FFのガソリンモデルのみというのがややネックではあるが、パワートレインのバリエーションを絞ったことで価格上昇を抑えることができたとも考えられ、このWR-Vの個性だといえる。
WR-Vは、1.5Lの直4ガソリンエンジンでFFのみ。2024年3月22日より発売
全長4325mm、全幅1790mm、全高1650mm、ホイールベースは2650mm。ヴェゼルとは違い、リアは角ばったデザインが特徴
左右の見切りが良く、視界良好な印象のコクピット周り
ホンダのチャレンジが生んだモデル
冒頭で触れたように、WR-Vはもともと、ホンダがインド市場において販売していたモデルだ。発表されている3グレードの価格は、エントリーグレード「X」が209万円、標準グレード「Z」が234万円、最上級グレード「Z+」が248万円と、ヴェゼルはおろか、軽のN-BOXともかぶるような価格帯となっている。
Xグレードはホイールが鉄チンとなるなど、さすがに安っぽさが目立つため、Zグレード(234万円)以上がお薦め仕様となるが、それでも込々250万円台で手に入る。
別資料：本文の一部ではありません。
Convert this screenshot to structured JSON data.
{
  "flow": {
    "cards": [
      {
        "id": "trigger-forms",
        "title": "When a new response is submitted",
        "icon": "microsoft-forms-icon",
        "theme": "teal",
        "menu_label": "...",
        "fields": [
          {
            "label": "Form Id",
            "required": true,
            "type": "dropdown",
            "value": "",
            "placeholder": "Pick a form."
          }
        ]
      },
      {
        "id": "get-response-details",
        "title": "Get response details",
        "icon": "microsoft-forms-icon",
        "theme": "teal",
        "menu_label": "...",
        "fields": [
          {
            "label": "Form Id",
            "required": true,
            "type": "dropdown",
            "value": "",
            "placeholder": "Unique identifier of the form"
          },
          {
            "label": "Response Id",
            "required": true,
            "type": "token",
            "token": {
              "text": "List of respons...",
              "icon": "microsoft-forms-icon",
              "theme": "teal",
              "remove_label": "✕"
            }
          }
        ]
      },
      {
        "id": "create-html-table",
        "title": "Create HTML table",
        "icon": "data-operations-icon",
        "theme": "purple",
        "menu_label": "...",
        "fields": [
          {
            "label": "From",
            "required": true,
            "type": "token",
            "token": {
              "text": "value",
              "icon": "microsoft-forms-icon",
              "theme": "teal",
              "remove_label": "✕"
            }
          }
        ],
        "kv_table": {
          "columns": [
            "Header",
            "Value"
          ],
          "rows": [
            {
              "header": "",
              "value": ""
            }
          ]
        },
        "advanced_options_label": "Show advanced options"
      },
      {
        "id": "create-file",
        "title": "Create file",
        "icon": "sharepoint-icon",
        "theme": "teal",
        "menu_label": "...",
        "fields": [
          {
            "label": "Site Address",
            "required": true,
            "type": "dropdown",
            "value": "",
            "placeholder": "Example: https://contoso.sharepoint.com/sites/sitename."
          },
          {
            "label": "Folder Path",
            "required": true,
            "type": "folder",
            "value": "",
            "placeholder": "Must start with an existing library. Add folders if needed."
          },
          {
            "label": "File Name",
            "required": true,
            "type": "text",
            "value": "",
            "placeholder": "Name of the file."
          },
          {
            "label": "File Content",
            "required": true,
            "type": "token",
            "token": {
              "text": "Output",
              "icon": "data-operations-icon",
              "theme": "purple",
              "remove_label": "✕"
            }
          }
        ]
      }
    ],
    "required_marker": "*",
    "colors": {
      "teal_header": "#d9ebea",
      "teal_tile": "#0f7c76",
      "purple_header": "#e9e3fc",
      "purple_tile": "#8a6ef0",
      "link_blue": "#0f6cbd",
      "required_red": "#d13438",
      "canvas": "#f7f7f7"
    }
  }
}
「質は良いけどちょっと高い」クルマが多いホンダとしては、WR-Vはずいぶんとチャレンジしたモデルだと思うが、ホンダとしては、ヴェゼルがあったことで、WR-Vでは余計なコストをかけない(パーキングブレーキも手引き式にするなど)、割り切った商品開発ができたのだろう。
装備の面でのビハインドはあれど、やはり安いことに越したことはなく、自動車メーカー側の都合であらゆる車に装備をてんこ盛りにしていくのは、ちょっと違うなと改めて感じさせられた。
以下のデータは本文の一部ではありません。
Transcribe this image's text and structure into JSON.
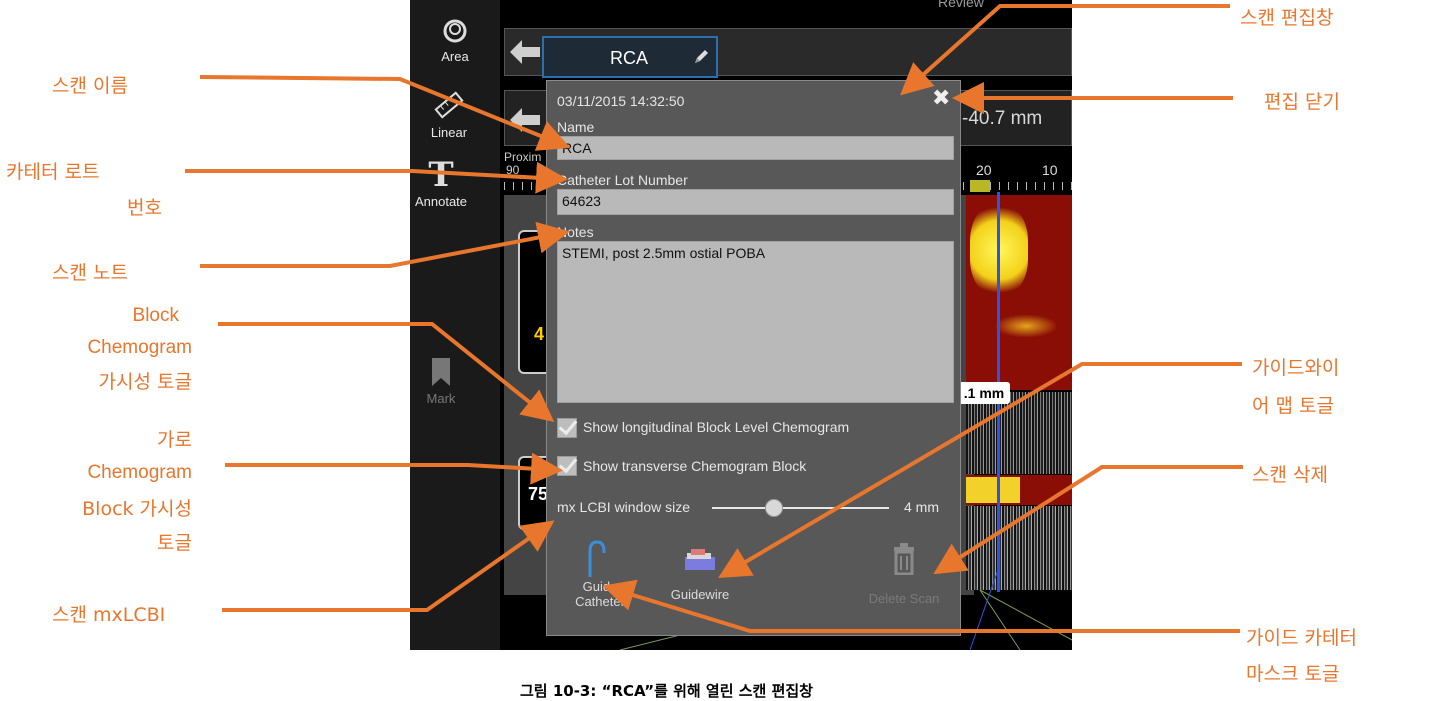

荷室空間は圧巻の広さを誇る。ホンダのM-M思想が生きているということだ
シフトは電制シフターではなく、オーソドックスなストレート式を採用しているWR-V
海外専売車を日本に持ってくる流れは、流行する可能性も
クルマはあくまで「快適に移動する」ことを目的とした工業製品だ。走りがいいとか乗り心地がいいなど、走行性能を楽しむ人はむしろ少数派であり、購入時にかかるお金はいくらなのか、維持費はどのくらいかかるのか、そしてリセール価格はどのくらいになるのかなどのコストパフォーマンスに関しては、購入する誰もが気になるところであろう。そのコスパに徹底的に特化したこのWR-Vの販売動向は、今後のホンダに大きな影響をもたらすことになるはずだ。
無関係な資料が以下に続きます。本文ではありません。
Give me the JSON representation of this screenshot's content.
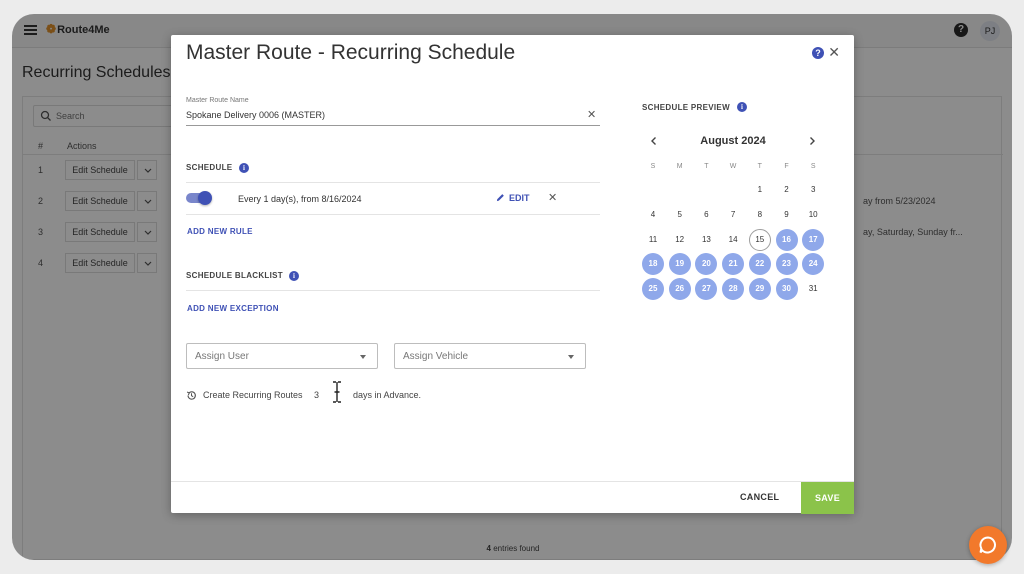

そして、インドやアジア圏で売っていた海外専売車を日本市場へ持ってくる、という戦い方も、今後の日本市場において、無視できない手法になってくるだろう。このWR-Vのほかにも、日産のキックスや(すでに販売終了となったが)マーチ(K13型)がそうだし、今後も三菱の「トライトン」の日本導入が予定されている。次はどのクルマが登場するのか、非常に楽しみだ。